In hindsight, trying to make time on a delivery run on the stretch of ICW between the Figure Eight Bridge and Wrightsville Beach -- on a weekend day -- was a strategic mistake. Not only were we fighting the wind and current, and the limited manueverability of a large sailboat, we also had the weekend crowd and their swarming powerboats. No one aboard those little buzzing boats seemed to know why we were making slow circles in front of a closed bridge. They wouldn’t have undertood that we were not only limited by our height but the channel for our four and half foot keel was a lot narrower than it appeared on the surface.

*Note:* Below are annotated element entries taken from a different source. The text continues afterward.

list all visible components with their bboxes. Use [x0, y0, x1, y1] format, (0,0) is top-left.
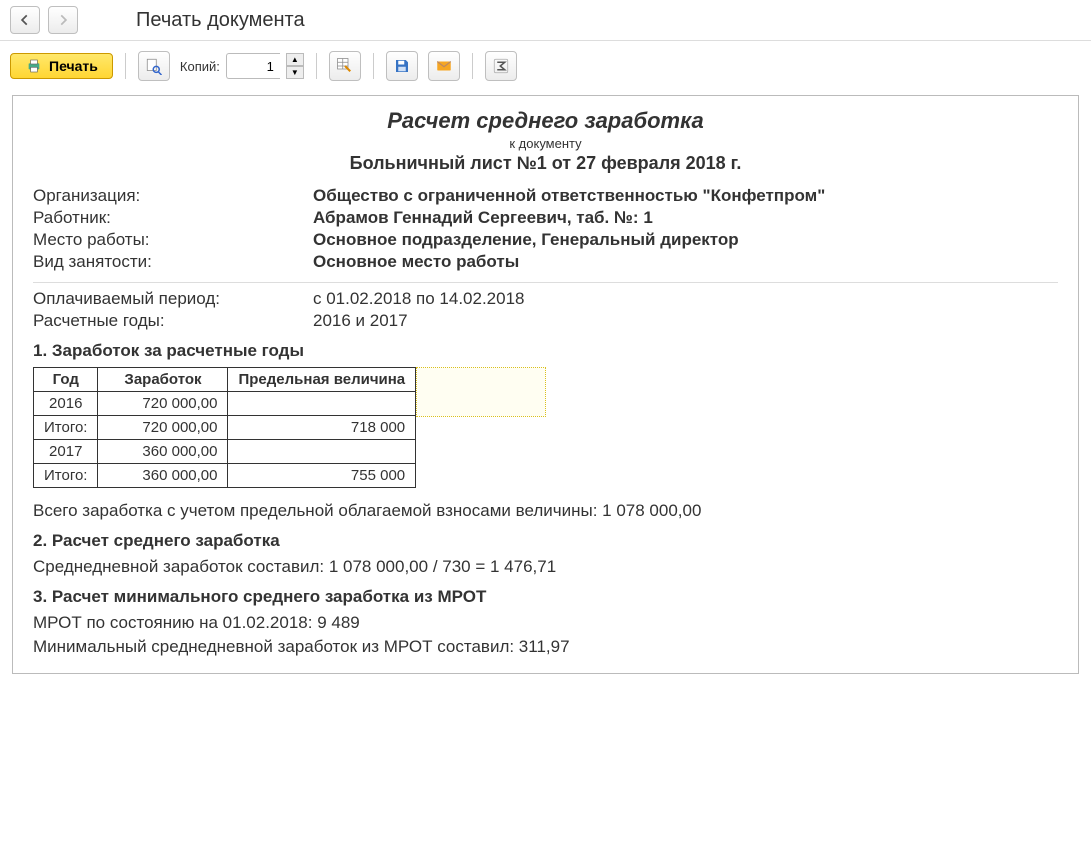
cell-earn: 360 000,00	[98, 464, 228, 488]
copies-input[interactable]	[226, 53, 280, 79]
section3-line2: Минимальный среднедневной заработок из М…	[33, 637, 1058, 657]
document-area: Расчет среднего заработка к документу Бо…	[0, 91, 1091, 694]
period-value: с 01.02.2018 по 14.02.2018	[313, 289, 1058, 309]
emp-type-label: Вид занятости:	[33, 252, 313, 272]
cell-total-label: Итого:	[34, 416, 98, 440]
table-selection-highlight	[416, 367, 546, 417]
arrow-right-icon	[56, 13, 70, 27]
employee-value: Абрамов Геннадий Сергеевич, таб. №: 1	[313, 208, 1058, 228]
cell-earn: 720 000,00	[98, 416, 228, 440]
sigma-icon	[492, 57, 510, 75]
separator	[373, 53, 374, 79]
section3-heading: 3. Расчет минимального среднего заработк…	[33, 587, 1058, 607]
send-button[interactable]	[428, 51, 460, 81]
section2-heading: 2. Расчет среднего заработка	[33, 531, 1058, 551]
diskette-icon	[393, 57, 411, 75]
org-label: Организация:	[33, 186, 313, 206]
document: Расчет среднего заработка к документу Бо…	[12, 95, 1079, 674]
save-button[interactable]	[386, 51, 418, 81]
workplace-label: Место работы:	[33, 230, 313, 250]
years-label: Расчетные годы:	[33, 311, 313, 331]
printer-icon	[25, 58, 43, 74]
table-pencil-icon	[336, 57, 354, 75]
cell-year: 2016	[34, 392, 98, 416]
separator	[316, 53, 317, 79]
cell-limit: 755 000	[228, 464, 416, 488]
info-grid: Организация: Общество с ограниченной отв…	[33, 186, 1058, 272]
earnings-table-wrap: Год Заработок Предельная величина 2016 7…	[33, 367, 416, 488]
table-row: Итого: 360 000,00 755 000	[34, 464, 416, 488]
print-button[interactable]: Печать	[10, 53, 113, 79]
separator	[472, 53, 473, 79]
doc-reference: Больничный лист №1 от 27 февраля 2018 г.	[33, 153, 1058, 174]
years-value: 2016 и 2017	[313, 311, 1058, 331]
col-year: Год	[34, 368, 98, 392]
preview-button[interactable]	[138, 51, 170, 81]
cell-year: 2017	[34, 440, 98, 464]
employee-label: Работник:	[33, 208, 313, 228]
forward-button[interactable]	[48, 6, 78, 34]
magnifier-icon	[145, 57, 163, 75]
table-row: 2017 360 000,00	[34, 440, 416, 464]
cell-total-label: Итого:	[34, 464, 98, 488]
nav-bar: Печать документа	[0, 0, 1091, 41]
stepper-down[interactable]: ▼	[286, 66, 304, 79]
org-value: Общество с ограниченной ответственностью…	[313, 186, 1058, 206]
col-earn: Заработок	[98, 368, 228, 392]
section1-summary: Всего заработка с учетом предельной обла…	[33, 501, 1058, 521]
workplace-value: Основное подразделение, Генеральный дире…	[313, 230, 1058, 250]
sum-button[interactable]	[485, 51, 517, 81]
doc-subtitle: к документу	[33, 136, 1058, 151]
doc-title: Расчет среднего заработка	[33, 108, 1058, 134]
section2-text: Среднедневной заработок составил: 1 078 …	[33, 557, 1058, 577]
table-header-row: Год Заработок Предельная величина	[34, 368, 416, 392]
info-grid-2: Оплачиваемый период: с 01.02.2018 по 14.…	[33, 289, 1058, 331]
earnings-table: Год Заработок Предельная величина 2016 7…	[33, 367, 416, 488]
cell-limit: 718 000	[228, 416, 416, 440]
table-edit-button[interactable]	[329, 51, 361, 81]
section1-heading: 1. Заработок за расчетные годы	[33, 341, 1058, 361]
period-label: Оплачиваемый период:	[33, 289, 313, 309]
copies-control: Копий: ▲ ▼	[180, 53, 304, 79]
divider	[33, 282, 1058, 283]
col-limit: Предельная величина	[228, 368, 416, 392]
print-button-label: Печать	[49, 58, 98, 74]
stepper-up[interactable]: ▲	[286, 53, 304, 66]
copies-label: Копий:	[180, 59, 220, 74]
section3-line1: МРОТ по состоянию на 01.02.2018: 9 489	[33, 613, 1058, 633]
table-row: 2016 720 000,00	[34, 392, 416, 416]
cell-earn: 720 000,00	[98, 392, 228, 416]
cell-limit	[228, 392, 416, 416]
arrow-left-icon	[18, 13, 32, 27]
back-button[interactable]	[10, 6, 40, 34]
separator	[125, 53, 126, 79]
cell-limit	[228, 440, 416, 464]
page-title: Печать документа	[86, 9, 305, 32]
cell-earn: 360 000,00	[98, 440, 228, 464]
toolbar: Печать Копий: ▲ ▼	[0, 41, 1091, 91]
mail-icon	[435, 57, 453, 75]
copies-stepper: ▲ ▼	[286, 53, 304, 79]
emp-type-value: Основное место работы	[313, 252, 1058, 272]
table-row: Итого: 720 000,00 718 000	[34, 416, 416, 440]
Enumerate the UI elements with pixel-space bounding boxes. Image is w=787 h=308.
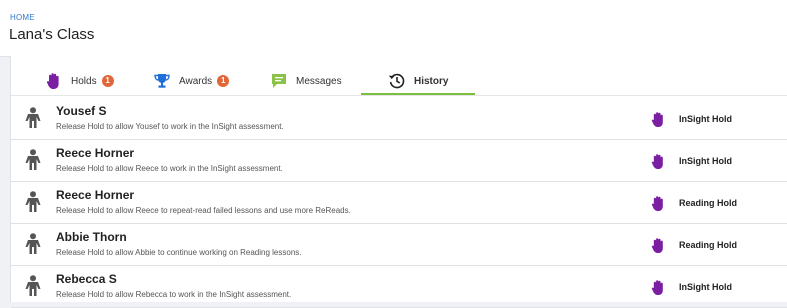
tab-messages-label: Messages (296, 75, 342, 87)
hand-icon (651, 237, 666, 254)
hold-type: Reading Hold (679, 198, 737, 208)
tab-awards[interactable]: Awards 1 (152, 66, 230, 96)
hand-icon (651, 195, 666, 212)
student-name: Reece Horner (56, 188, 135, 202)
hold-type: InSight Hold (679, 156, 732, 166)
list-item[interactable]: Reece Horner Release Hold to allow Reece… (11, 140, 787, 182)
hold-description: Release Hold to allow Reece to work in t… (56, 164, 283, 173)
hold-type: InSight Hold (679, 114, 732, 124)
list-item[interactable]: Abbie Thorn Release Hold to allow Abbie … (11, 224, 787, 266)
student-name: Reece Horner (56, 146, 135, 160)
student-name: Yousef S (56, 104, 107, 118)
hold-description: Release Hold to allow Rebecca to work in… (56, 290, 292, 299)
message-icon (269, 71, 289, 91)
hand-icon (651, 111, 666, 128)
hold-description: Release Hold to allow Yousef to work in … (56, 122, 284, 131)
tab-history-label: History (414, 75, 449, 87)
list-item[interactable]: Yousef S Release Hold to allow Yousef to… (11, 98, 787, 140)
page-header: HOME Lana's Class (0, 0, 787, 57)
holds-count-badge: 1 (101, 75, 114, 87)
hand-icon (651, 279, 666, 296)
history-icon (387, 71, 407, 91)
hold-history-list: Yousef S Release Hold to allow Yousef to… (11, 98, 787, 308)
student-icon (25, 149, 41, 171)
hold-type: Reading Hold (679, 240, 737, 250)
hand-icon (44, 71, 64, 91)
tab-awards-label: Awards (179, 75, 213, 87)
tab-messages[interactable]: Messages (269, 66, 342, 96)
awards-count-badge: 1 (217, 75, 230, 87)
list-item[interactable]: Reece Horner Release Hold to allow Reece… (11, 182, 787, 224)
page-title: Lana's Class (9, 26, 95, 43)
hand-icon (651, 153, 666, 170)
content-panel: Holds 1 Awards 1 Messages History Yousef… (10, 56, 787, 308)
tab-bar: Holds 1 Awards 1 Messages History (11, 56, 787, 98)
trophy-icon (152, 71, 172, 91)
hold-description: Release Hold to allow Abbie to continue … (56, 248, 302, 257)
tab-holds[interactable]: Holds 1 (44, 66, 114, 96)
breadcrumb-home[interactable]: HOME (10, 13, 35, 22)
student-icon (25, 275, 41, 297)
student-name: Rebecca S (56, 272, 117, 286)
student-icon (25, 191, 41, 213)
hold-description: Release Hold to allow Reece to repeat-re… (56, 206, 351, 215)
tab-history[interactable]: History (387, 66, 448, 96)
student-name: Abbie Thorn (56, 230, 127, 244)
student-icon (25, 233, 41, 255)
student-icon (25, 107, 41, 129)
active-tab-indicator (361, 93, 475, 95)
tab-divider (11, 95, 787, 96)
tab-holds-label: Holds (71, 75, 97, 87)
hold-type: InSight Hold (679, 282, 732, 292)
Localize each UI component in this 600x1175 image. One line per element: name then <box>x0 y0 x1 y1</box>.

All the while we were calling Wrightsville marinas wanting to tie up for some fuel and a run to the grocery store. Nobody wanted to accomodate our provisioning on a weekend. And once we got under the Wrightsville Beach Bridge and near those marinas, we didn’t want to try and make our way through the maddening crowds just to get some fuel anyway. We decided to anchor at Wrightsville and go ashore in the dinghy.
Wade made contact with a resort hotel and gained permission to use their dock. For some reason, I was steering again, but I got us off the ICW, down toward the Masonboro Inlet and into the anchorage just fine. As we piled into the dinghy we joked about two big lunks, our trash, and four jerry jugs fitting aboard. Just then we realized that three years before, in an identical dinghy, he and I had rowed ashore at Melbourne, FL for fried chicken.
We made it across the choppy bay and pulled up to the dock at the Blockade Runner Resort. The guy
Sunset at Wrightsville Beach Anchorage |
Once we got back to the resort, we had four full jerry jugs of gasoline and several bags of groceries to fit, with us, in the dinghy. Nevertheless, we made it back out to Aletheia. Even if we hadn’t been famished from all the day’s activities, dinner would have been epic; ribeyes on the grill, baked yams, and a huge salad from our leftover lettuce, fresh veggies and chopped fresh cabbage.